An embedding layer which can project backwards to the input dim.

This layer is an extension of keras.layers.Embedding for language models. This layer can be called "in reverse" with reverse=True, in which case the layer will linearly project from output_dim back to input_dim.

By default, the reverse projection will use the transpose of the embeddings weights to project to input_dim (weights are "tied"). If tie_weights=False, the model will use a separate, trainable variable for reverse projection.

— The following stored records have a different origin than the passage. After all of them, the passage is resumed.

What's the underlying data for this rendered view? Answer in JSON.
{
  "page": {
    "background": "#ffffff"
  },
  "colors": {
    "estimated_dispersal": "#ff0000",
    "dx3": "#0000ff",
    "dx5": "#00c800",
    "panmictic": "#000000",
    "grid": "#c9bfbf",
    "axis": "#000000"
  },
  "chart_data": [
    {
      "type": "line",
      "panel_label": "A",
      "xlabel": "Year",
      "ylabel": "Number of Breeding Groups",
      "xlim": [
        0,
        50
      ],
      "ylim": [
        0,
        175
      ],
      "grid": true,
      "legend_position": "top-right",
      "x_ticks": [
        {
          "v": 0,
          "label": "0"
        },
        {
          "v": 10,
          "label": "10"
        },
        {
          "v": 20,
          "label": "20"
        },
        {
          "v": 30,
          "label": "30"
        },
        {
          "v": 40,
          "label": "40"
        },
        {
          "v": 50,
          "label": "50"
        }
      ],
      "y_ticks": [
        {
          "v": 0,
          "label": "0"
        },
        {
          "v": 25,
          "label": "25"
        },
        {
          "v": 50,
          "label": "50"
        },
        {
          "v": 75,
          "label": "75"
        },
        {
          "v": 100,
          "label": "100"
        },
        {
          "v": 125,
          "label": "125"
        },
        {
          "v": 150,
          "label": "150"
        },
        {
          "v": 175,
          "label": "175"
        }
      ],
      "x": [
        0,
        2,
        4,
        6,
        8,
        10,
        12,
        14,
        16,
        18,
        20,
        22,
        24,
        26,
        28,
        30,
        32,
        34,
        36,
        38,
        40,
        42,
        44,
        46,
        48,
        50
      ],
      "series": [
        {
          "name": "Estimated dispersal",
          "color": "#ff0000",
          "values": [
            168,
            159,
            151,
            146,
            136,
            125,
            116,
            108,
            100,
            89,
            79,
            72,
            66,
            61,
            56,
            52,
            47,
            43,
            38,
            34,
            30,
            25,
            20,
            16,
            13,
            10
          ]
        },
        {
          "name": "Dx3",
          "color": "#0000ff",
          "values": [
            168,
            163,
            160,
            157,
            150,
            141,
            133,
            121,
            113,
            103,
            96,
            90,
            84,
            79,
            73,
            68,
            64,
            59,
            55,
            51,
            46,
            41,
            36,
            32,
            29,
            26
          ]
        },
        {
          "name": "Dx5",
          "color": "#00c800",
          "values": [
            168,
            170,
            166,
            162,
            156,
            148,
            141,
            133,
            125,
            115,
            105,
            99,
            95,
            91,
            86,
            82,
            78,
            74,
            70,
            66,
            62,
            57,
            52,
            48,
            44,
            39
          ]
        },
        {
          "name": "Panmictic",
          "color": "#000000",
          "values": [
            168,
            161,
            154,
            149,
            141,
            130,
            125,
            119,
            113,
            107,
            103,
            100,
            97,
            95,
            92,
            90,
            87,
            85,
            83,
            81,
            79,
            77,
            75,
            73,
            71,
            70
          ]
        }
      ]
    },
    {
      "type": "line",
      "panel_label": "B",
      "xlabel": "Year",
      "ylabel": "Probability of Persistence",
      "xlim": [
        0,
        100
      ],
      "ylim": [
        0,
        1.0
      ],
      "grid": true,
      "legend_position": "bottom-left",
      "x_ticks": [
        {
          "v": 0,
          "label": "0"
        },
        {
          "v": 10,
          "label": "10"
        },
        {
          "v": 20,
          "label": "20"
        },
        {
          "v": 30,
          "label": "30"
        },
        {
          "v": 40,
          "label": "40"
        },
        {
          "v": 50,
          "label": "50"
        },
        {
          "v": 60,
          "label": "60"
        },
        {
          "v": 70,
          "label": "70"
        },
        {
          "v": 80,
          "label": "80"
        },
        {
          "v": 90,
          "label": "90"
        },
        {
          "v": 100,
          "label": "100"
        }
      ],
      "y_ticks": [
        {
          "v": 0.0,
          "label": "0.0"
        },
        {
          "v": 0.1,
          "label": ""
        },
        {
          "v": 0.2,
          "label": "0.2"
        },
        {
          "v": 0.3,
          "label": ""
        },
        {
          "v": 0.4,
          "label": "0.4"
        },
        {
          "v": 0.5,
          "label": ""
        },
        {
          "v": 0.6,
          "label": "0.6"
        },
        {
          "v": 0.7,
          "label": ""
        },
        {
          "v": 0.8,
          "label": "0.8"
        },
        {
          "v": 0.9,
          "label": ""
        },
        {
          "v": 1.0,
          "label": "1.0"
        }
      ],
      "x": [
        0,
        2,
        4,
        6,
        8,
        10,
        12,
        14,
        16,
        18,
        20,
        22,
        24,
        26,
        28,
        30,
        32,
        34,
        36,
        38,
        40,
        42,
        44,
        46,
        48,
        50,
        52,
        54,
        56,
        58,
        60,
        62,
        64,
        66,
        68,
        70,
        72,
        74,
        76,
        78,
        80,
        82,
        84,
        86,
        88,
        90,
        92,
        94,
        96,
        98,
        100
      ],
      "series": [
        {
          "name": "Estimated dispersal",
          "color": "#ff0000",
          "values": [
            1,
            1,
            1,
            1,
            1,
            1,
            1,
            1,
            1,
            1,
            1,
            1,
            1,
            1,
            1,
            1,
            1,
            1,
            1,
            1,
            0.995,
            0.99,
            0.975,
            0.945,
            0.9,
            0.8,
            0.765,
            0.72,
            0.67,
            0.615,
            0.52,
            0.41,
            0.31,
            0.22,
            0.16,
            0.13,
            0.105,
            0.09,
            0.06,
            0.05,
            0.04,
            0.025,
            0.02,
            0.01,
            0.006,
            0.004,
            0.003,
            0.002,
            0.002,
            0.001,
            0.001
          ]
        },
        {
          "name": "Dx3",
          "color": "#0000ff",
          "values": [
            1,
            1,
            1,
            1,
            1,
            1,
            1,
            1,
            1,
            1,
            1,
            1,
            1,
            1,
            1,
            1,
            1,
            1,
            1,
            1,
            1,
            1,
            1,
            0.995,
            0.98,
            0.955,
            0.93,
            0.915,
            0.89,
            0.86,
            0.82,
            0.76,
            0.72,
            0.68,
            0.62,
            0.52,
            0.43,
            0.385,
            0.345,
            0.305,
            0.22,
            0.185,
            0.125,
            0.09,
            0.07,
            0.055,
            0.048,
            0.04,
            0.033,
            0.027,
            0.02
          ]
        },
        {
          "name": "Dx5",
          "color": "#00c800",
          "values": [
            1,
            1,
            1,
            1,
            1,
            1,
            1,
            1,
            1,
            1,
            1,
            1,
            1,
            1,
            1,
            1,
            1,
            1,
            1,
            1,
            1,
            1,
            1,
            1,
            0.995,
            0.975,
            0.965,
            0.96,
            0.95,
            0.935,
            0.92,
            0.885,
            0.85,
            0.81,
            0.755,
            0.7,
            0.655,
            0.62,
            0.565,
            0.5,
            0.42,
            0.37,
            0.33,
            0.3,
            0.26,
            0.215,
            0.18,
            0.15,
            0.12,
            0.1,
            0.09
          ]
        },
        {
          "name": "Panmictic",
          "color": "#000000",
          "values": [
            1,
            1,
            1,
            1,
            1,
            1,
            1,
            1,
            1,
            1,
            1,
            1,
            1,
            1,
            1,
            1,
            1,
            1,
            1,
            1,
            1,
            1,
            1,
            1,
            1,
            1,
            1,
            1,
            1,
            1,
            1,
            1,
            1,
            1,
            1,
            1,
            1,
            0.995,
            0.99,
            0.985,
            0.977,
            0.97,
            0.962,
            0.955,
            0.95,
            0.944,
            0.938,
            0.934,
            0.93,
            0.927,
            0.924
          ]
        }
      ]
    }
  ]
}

This layer has no bias terms.


  • input_dim: Integer. Size of the vocabulary, i.e. maximum integer index + 1.
  • output_dim: Integer. Dimension of the dense embedding.
  • tie_weights: Boolean, whether or not the matrix for embedding and the matrix for the reverse projection should share the same weights.
  • embeddings_initializer: Initializer for the embeddings matrix (see keras.initializers).
  • embeddings_regularizer: Regularizer function applied to the embeddings matrix (see keras.regularizers).
  • embeddings_constraint: Constraint function applied to the embeddings matrix (see keras.constraints).
  • mask_zero: Boolean, whether or not the input value 0 is a special "padding" value that should be masked out.
  • reverse_dtype: The dtype for the reverse projection computation. For stability, it is usually best to use full precision even when working with half or mixed precision training.
  • **kwargs: other keyword arguments passed to keras.layers.Embedding, including name, trainable, dtype etc.

Call arguments

  • inputs: The tensor inputs to the layer.
  • reverse: Boolean. If True the layer will perform a linear projection from output_dim to input_dim, instead of a normal embedding call. Default to False.


batch_size = 16
vocab_size = 100
hidden_dim = 32
seq_length = 50

# Generate random inputs.
token_ids = np.random.randint(vocab_size, size=(batch_size, seq_length))

embedding = keras_nlp.layers.ReversibleEmbedding(vocab_size, hidden_dim)
# Embed tokens to shape `(batch_size, seq_length, hidden_dim)`.
hidden_states = embedding(token_ids)
# Project hidden states to shape `(batch_size, seq_length, vocab_size)`.
logits = embedding(hidden_states, reverse=True)